8日前 どんなチョコにしようか
「なに、それ?」
ソファに座ったレン君があまりにも真剣に雑誌を見ていてから、なんだろうと思って声をかけてみた。
するとレン君は顔を上げて「あぁ、グミか。おはよう」なんて、平然と返してきた。(少しくらい驚いてくれたら面白かったのに)
「バレンタインに何作るか考えてたんだよ」
そしてそう言って私に雑誌を差し出してくる。受け取って開いていたページを見れば、そこにはバレンタイン特集としてチョコを使ったお菓子のレシピが載っていた。
「レン君、作るの?」
「毎年作ってるよ。リンが逆チョコくれってうるさくって。最近はミクとかも便乗しだしたし」
「……ふぅん」
口では文句を言っているけど、その表情は柔らかい。そんなレン君に胸の中がもやもやして、返す言葉は素っ気なくなってしまった。

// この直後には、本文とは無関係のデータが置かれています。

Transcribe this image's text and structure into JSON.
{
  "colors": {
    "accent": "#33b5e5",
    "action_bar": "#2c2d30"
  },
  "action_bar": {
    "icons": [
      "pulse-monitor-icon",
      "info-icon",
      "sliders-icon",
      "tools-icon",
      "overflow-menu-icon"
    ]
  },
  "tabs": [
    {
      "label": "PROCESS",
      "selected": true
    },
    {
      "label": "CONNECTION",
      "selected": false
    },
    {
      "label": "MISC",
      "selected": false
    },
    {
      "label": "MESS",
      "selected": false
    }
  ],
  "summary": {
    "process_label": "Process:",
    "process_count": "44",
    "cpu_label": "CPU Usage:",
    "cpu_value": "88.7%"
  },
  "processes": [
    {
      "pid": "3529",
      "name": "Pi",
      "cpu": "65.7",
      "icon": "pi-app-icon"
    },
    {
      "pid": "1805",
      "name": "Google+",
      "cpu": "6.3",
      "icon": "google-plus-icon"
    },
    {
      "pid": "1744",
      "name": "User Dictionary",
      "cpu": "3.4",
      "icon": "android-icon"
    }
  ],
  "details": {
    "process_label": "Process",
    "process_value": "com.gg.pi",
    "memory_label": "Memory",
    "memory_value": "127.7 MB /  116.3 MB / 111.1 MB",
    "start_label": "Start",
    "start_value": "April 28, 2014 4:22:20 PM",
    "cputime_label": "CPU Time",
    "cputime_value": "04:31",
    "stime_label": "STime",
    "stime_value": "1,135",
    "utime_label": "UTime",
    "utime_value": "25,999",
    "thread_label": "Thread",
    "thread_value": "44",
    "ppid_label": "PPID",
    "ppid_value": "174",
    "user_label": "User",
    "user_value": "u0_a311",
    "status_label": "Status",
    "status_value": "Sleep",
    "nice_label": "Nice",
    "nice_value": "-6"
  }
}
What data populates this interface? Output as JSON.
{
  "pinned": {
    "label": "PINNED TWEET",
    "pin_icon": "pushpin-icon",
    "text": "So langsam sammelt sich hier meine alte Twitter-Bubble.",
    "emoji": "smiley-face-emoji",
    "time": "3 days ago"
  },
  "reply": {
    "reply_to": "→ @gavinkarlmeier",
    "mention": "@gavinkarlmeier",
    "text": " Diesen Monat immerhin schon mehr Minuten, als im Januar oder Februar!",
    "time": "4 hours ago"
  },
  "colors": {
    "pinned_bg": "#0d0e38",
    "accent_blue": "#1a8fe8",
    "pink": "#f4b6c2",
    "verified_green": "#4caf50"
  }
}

口にしてから失敗したと思ったけどレン君は全く気づいていない様子で、去年はガトーショコラを作らされたんだと話してる。
「そっか、じゃあ今年も頑張って」
頑張ってを強く強調して雑誌を突き返す。そうすればレン君は苦笑して、それから「そうだ」と言って、
「グミは何が欲しい?良かったらや」
「いらない」
「……グミ?」
喋っているのを遮って拒否すれば、レン君は目を丸くした。
そしてやっと私の機嫌の変化に気づいたみたいで、窺うように私の名前を呼んできた。
「何でもない」
そう返すけど、頬を膨らませているんだから嘘なのはバレバレで。
「どうした?」
手首を握ったレン君が優しい声でそう問いかけてきた。
それに対して沈黙を守れたのはほんの数秒で、だってと弱々しい声を吐き出す。
「自信なくす。絶対、レン君のチョコ美味しいもん。――それに、か、彼氏にはチョコ貰うより渡したいし」
つっかえながら言えば、レン君はきょとんとした目で私を見て、
「じゃあ当日楽しみにしてる」
そう言うと、笑った。
「あ。俺、トリュフが食べたいんだけど」
「む、無理言わないでよ!私が料理ヘタなの知ってるでしょ!?」
「知ってるよ。でも、そこは彼氏への愛の大きさでカバーだろ?」
「〜っあ、愛とか言わないでよ!恥ずかしい!!」
笑みの種類を意地悪いそれに変えたレン君に顔が熱くなって、彼を睨みつけながらも頭の中でレシピ本を買いに行く予定を立てた。